Sabtu, 16 Desember 2023

Alex Jones proposes paying Sandy Hook families a minimum of $55 million to settle lawsuit claims - CNN

CNN  — 

Right-wing conspiracy theorist Alex Jones, who filed for personal bankruptcy a year ago after being ordered to pay more than a billion dollars to the families of Sandy Hook school shooting victims for defamation, is asking the families to accept a small fraction of what they are owed.

In a Texas bankruptcy court filing Friday, Jones proposed that Sandy Hook families be allowed to accept a settlement guaranteeing them at least $5.5 million a year for 10 years, with the possibility of more depending on Jones’ income. The families that settle would also receive 70% of the money Jones raises by selling personal property not exempt from bankruptcy law. In exchange, they would give up all legal claims against Jones or any related party.

Jones filed for personal bankruptcy in December 2022 after he was ordered to pay the damages when he lost two civil cases over his false claims about the elementary school massacre. His company Free Speech Systems, which operates his Infowars website, filed for bankruptcy last July.

“This bankruptcy plan is the first time Jones has shared how he will be held accountable for the harm he caused the families,” said Jarrod B. Martin, an attorney for some of the Sandy Hook families.

“Our team is carefully examining that plan and will share our views of it in due time,” Martin told CNN via email.

CNN reached out to attorneys for Jones on Saturday for comment. The court had set a Friday deadline for all sides to propose a plan to settle Jones’ debts.

Friday’s filing came one day after the 11th anniversary of the attack at Sandy Hook Elementary School in Newtown, Connecticut, that killed 20 first-graders and six adults.

Jones baselessly repeated that the 2012 mass shooting was staged, and the families and first responders were “crisis actors.”

The lies spawned multiple lawsuits and a trial was held in 2022 over lawsuits that were filed in Connecticut. Family members throughout that trial described in poignant terms how the lies had prompted unrelenting harassment against them and compounded the emotional agony of losing their loved ones.

In previous filings, attorneys for the families said Jones had failed to make any attempt to curb his own spending in order to pay them after winning the civil defamation case against him. “He continues to enjoy his extravagant lifestyle and, based on his monthly operating reports, he has spent approximately $900,000 since commencing this case,” the Sandy Hook families said.

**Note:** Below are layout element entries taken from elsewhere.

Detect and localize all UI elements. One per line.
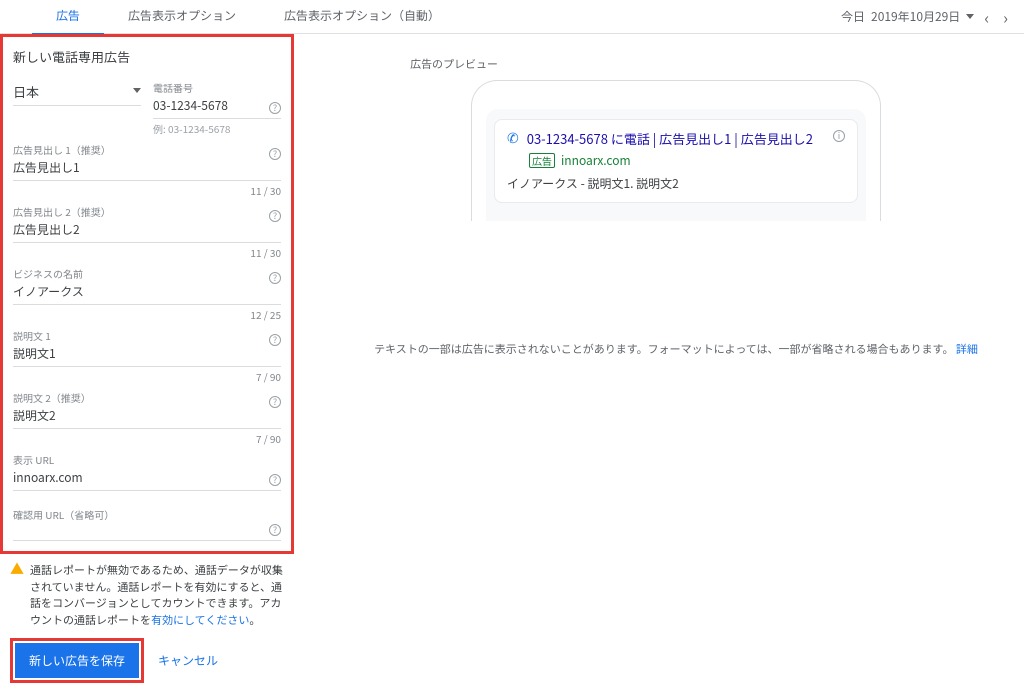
field-value bbox=[13, 522, 281, 536]
help-icon[interactable]: ? bbox=[269, 210, 281, 222]
ad-headline: 03-1234-5678 に電話 | 広告見出し1 | 広告見出し2 bbox=[527, 130, 813, 148]
ad-display-url: innoarx.com bbox=[561, 152, 631, 169]
cancel-button[interactable]: キャンセル bbox=[158, 652, 218, 669]
field-label: ビジネスの名前 bbox=[13, 266, 281, 281]
call-report-warning: ▲ 通話レポートが無効であるため、通話データが収集されていません。通話レポートを… bbox=[0, 554, 294, 632]
headline1-field[interactable]: 広告見出し 1（推奨） 広告見出し1 ? bbox=[13, 136, 281, 181]
phone-hint: 例: 03-1234-5678 bbox=[153, 119, 281, 136]
field-value: 広告見出し2 bbox=[13, 219, 281, 238]
help-icon[interactable]: ? bbox=[269, 524, 281, 536]
field-label: 広告見出し 2（推奨） bbox=[13, 204, 281, 219]
date-range-picker[interactable]: 今日 2019年10月29日 ‹ › bbox=[841, 5, 1024, 29]
country-field[interactable]: 日本 bbox=[13, 74, 141, 106]
phone-label: 電話番号 bbox=[153, 80, 281, 95]
preview-footnote: テキストの一部は広告に表示されないことがあります。フォーマットによっては、一部が… bbox=[340, 341, 1012, 357]
business-field[interactable]: ビジネスの名前 イノアークス ? bbox=[13, 260, 281, 305]
help-icon[interactable]: ? bbox=[269, 334, 281, 346]
enable-call-report-link[interactable]: 有効にしてください bbox=[151, 612, 249, 628]
phone-preview: ✆ 03-1234-5678 に電話 | 広告見出し1 | 広告見出し2 i 広… bbox=[471, 80, 881, 221]
field-value: イノアークス bbox=[13, 281, 281, 300]
call-ad-form: 新しい電話専用広告 日本 電話番号 03-1234-5678 ? bbox=[0, 34, 294, 554]
field-value: 説明文1 bbox=[13, 343, 281, 362]
field-label: 表示 URL bbox=[13, 452, 281, 467]
chevron-down-icon bbox=[133, 88, 141, 93]
field-value: 広告見出し1 bbox=[13, 157, 281, 176]
char-count: 12 / 25 bbox=[13, 305, 281, 322]
desc1-field[interactable]: 説明文 1 説明文1 ? bbox=[13, 322, 281, 367]
ad-preview-card: ✆ 03-1234-5678 に電話 | 広告見出し1 | 広告見出し2 i 広… bbox=[494, 119, 858, 203]
date-prev-button[interactable]: ‹ bbox=[980, 5, 993, 29]
details-link[interactable]: 詳細 bbox=[956, 341, 978, 357]
desc2-field[interactable]: 説明文 2（推奨） 説明文2 ? bbox=[13, 384, 281, 429]
help-icon[interactable]: ? bbox=[269, 148, 281, 160]
phone-value: 03-1234-5678 bbox=[153, 95, 281, 114]
date-next-button[interactable]: › bbox=[999, 5, 1012, 29]
date-range-label: 今日 bbox=[841, 8, 865, 25]
tab-ad[interactable]: 広告 bbox=[32, 0, 104, 35]
field-label: 確認用 URL（省略可） bbox=[13, 507, 281, 522]
chevron-down-icon bbox=[966, 14, 974, 19]
field-value: innoarx.com bbox=[13, 467, 281, 486]
verify-url-field[interactable]: 確認用 URL（省略可） ? bbox=[13, 491, 281, 541]
headline2-field[interactable]: 広告見出し 2（推奨） 広告見出し2 ? bbox=[13, 198, 281, 243]
field-value: 説明文2 bbox=[13, 405, 281, 424]
field-label: 説明文 1 bbox=[13, 328, 281, 343]
help-icon[interactable]: ? bbox=[269, 396, 281, 408]
char-count: 7 / 90 bbox=[13, 367, 281, 384]
form-title: 新しい電話専用広告 bbox=[13, 43, 281, 74]
display-url-field[interactable]: 表示 URL innoarx.com ? bbox=[13, 446, 281, 491]
tab-extensions-auto[interactable]: 広告表示オプション（自動） bbox=[260, 0, 464, 35]
help-icon[interactable]: ? bbox=[269, 474, 281, 486]
country-value: 日本 bbox=[13, 80, 39, 101]
phone-field[interactable]: 電話番号 03-1234-5678 ? bbox=[153, 74, 281, 119]
date-range-value: 2019年10月29日 bbox=[871, 8, 960, 25]
help-icon[interactable]: ? bbox=[269, 102, 281, 114]
char-count: 7 / 90 bbox=[13, 429, 281, 446]
tab-extensions[interactable]: 広告表示オプション bbox=[104, 0, 260, 35]
phone-icon: ✆ bbox=[507, 130, 519, 146]
save-button[interactable]: 新しい広告を保存 bbox=[15, 643, 139, 678]
warning-text-end: 。 bbox=[249, 612, 260, 628]
char-count: 11 / 30 bbox=[13, 181, 281, 198]
ad-description: イノアークス - 説明文1. 説明文2 bbox=[507, 169, 845, 192]
field-label: 説明文 2（推奨） bbox=[13, 390, 281, 405]
char-count: 11 / 30 bbox=[13, 243, 281, 260]
ad-badge: 広告 bbox=[529, 153, 555, 168]
field-label: 広告見出し 1（推奨） bbox=[13, 142, 281, 157]
help-icon[interactable]: ? bbox=[269, 272, 281, 284]
info-icon[interactable]: i bbox=[833, 130, 845, 142]
preview-label: 広告のプレビュー bbox=[340, 40, 1012, 80]
warning-icon: ▲ bbox=[10, 562, 24, 628]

 A federal bankruptcy judge ruled in October that Jones was still legally obligated to pay the vast majority of what the Sandy Hook families have won in court, despite his bankruptcy filing.

Last month, the Sandy Hook families said in a court filing that Jones could pay the families at least $8.5 million a year plus half of all of Jones’ annual income above $9 million, along with other assets that are not exempt from bankruptcy protection. The families would also get an ownership stake in Free Speech Systems. If Jones met the terms of their proposal for 10 years, he would get back full ownership of his company and “will be free from all liability,” according to the proposal.

The families’ attorneys said that if Jones did not accept that proposal, they would demand full liquidation of any assets not protected by bankruptcy law, leaving him to likely “face a lifetime of litigation and enforcement proceedings.”

A hearing for the judge to consider the latest proposal is set for the end of February.

Jones was ordered to pay more than $1.1 billion in the Connecticut case brought by the family members of eight shooting victims and a first responder. US Bankruptcy Judge Christopher Lopez in Texas ruled in favor of the families, except on the more than $322.5 million they’d been awarded in common-law punitive damages.

CNN’s Dejania Oliver, Nicki Brown, Lauren del Valle and Ray Sanchez contributed to this report.

Correction: A previous version of this story gave the wrong month of a federal judge’s ruling in the bankruptcy proceedings. The ruling was made in October.